Another idea might be to utilize Apache mod_proxy to keep the generated page output for a specific amount of time. APC would also be quite usable... You could employ output buffering capture + the last modified time of related data on the page, and use the APC cached version. If the page isn't valid any more, you regenerate and store in APC again.
Good luck. It'll be a learning experience!
Have a beta period where you allow in as many users as you can handle, measure your site's performance, and work out bugs before you go live.
You can either control the number of users explicitly in a private beta, or a Google-style semi-public beta where each user has a number of referrals that they can offer to their friends.
To prepare or handle a spike (or peak) performance, I would first determine whether you are ready through some simple performance testing with something like jmeter.
It is easy to set up and get started and will give you early metrics whether you will handle an expected peak load.
However, given your time constraints, other steps to take would be to prepare static versions of content that will attract the highest attention (such as press releases, if your launch day). Also ensure that you are making the best use of client-side caching (one fewer request to your server can make all the difference). The web is already designed for extremely high scalability and effective use content caching is your best friend in these situations.
There is an excellent podcast on high scalability on software engineering radio on the design of the new Guardian website when things calm down.
Good luck on the launch.
I'd, personally, do a few things
1) Put in some sort of load balancer/database replication system
This means that you can have your service spread across multiple servers. Can't afford to have more than one server permanently? Use Amazon E3 - It's good for putting in place for things like this (switch on a few more servers to handle the load)
2) Code in some "High Load" restrictions
For example, if your searching is inefficient - switch it off when load gets to a certain level. "Sorry, we're busy, try again later for searching"

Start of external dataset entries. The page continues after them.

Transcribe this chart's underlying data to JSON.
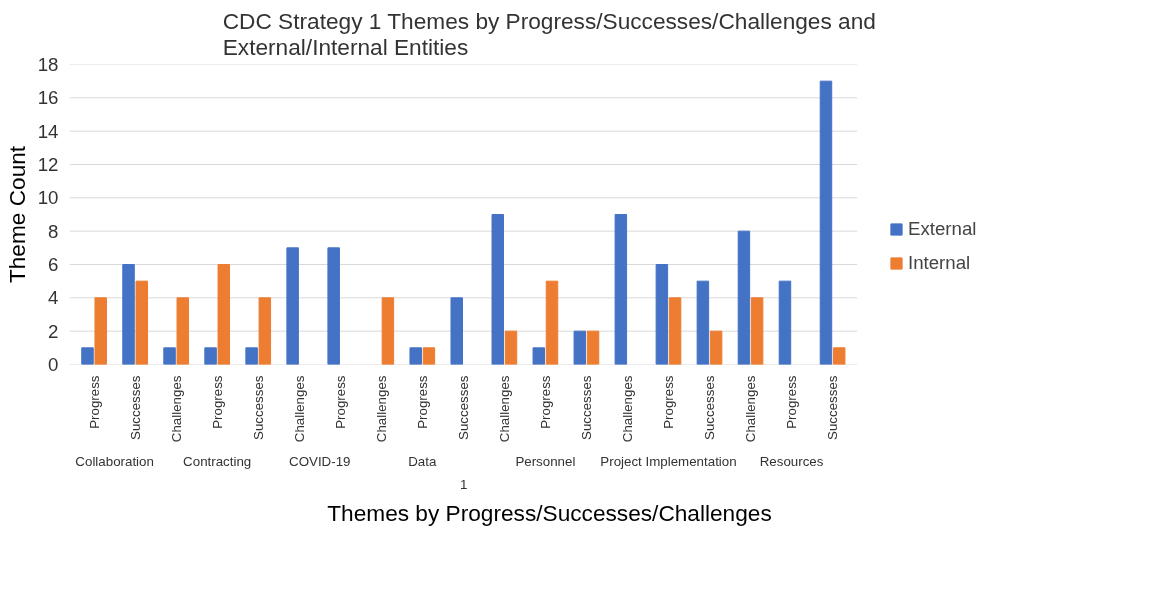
{
  "chart_data": {
    "type": "bar",
    "title": "CDC Strategy 1 Themes by Progress/Successes/Challenges and External/Internal Entities",
    "xlabel": "Themes by Progress/Successes/Challenges",
    "ylabel": "Theme Count",
    "categories": [
      "Progress",
      "Successes",
      "Challenges",
      "Progress",
      "Successes",
      "Challenges",
      "Progress",
      "Challenges",
      "Progress",
      "Successes",
      "Challenges",
      "Progress",
      "Successes",
      "Challenges",
      "Progress",
      "Successes",
      "Challenges",
      "Progress",
      "Successes"
    ],
    "annotations": [
      "Collaboration",
      "Contracting",
      "COVID-19",
      "Data",
      "Personnel",
      "Project Implementation",
      "Resources",
      "1"
    ],
    "series": [
      {
        "name": "External",
        "color": "#4472c4",
        "values": [
          1,
          6,
          1,
          1,
          1,
          7,
          7,
          null,
          1,
          4,
          9,
          1,
          2,
          9,
          6,
          5,
          8,
          5,
          17
        ]
      },
      {
        "name": "Internal",
        "color": "#ed7d31",
        "values": [
          4,
          5,
          4,
          6,
          4,
          null,
          null,
          4,
          1,
          null,
          2,
          5,
          2,
          null,
          4,
          2,
          4,
          null,
          1
        ]
      }
    ],
    "ylim": [
      0,
      18
    ],
    "yticks": [
      0,
      2,
      4,
      6,
      8,
      10,
      12,
      14,
      16,
      18
    ],
    "grid": "y",
    "legend": "right"
  }
}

3) Load test... Use something like ApacheBench to stress test your servers.
4) Personally, I think that switching "Keep-Alive" Connections off is better. It may slightly reduce overall performance, but - it means that instead of having something where the site works well for a few people, and the others get timeouts, everyone gets inconsistent service, if it gets to that level
Linux Format did a good article on "How to survive a slashdotting"... which I've found useful in the past. It's available online as a PDF
Basic first steps to harden your site for high traffic.
Use a low-cost tool like https://browsermob.com/ to load-test your site. At a minimum, you should be looking at 100K unique visitors per hour. If you get an ad off of the MSN home page, look to be able to handle 500K unique visitors per hour.
Move all static graphic/video content to a CDN. Edgecast and Amazon are two excellent choices.
Use Jet Profiler to profile your MySQL server to analyze any slow performing queries. Minor changes can have huge benefits.
Look into using Varnish - it's a caching reverse proxy server (like Squid, but much more single purpose).
I've run some pretty big sites behind it, and it seemed to work really well.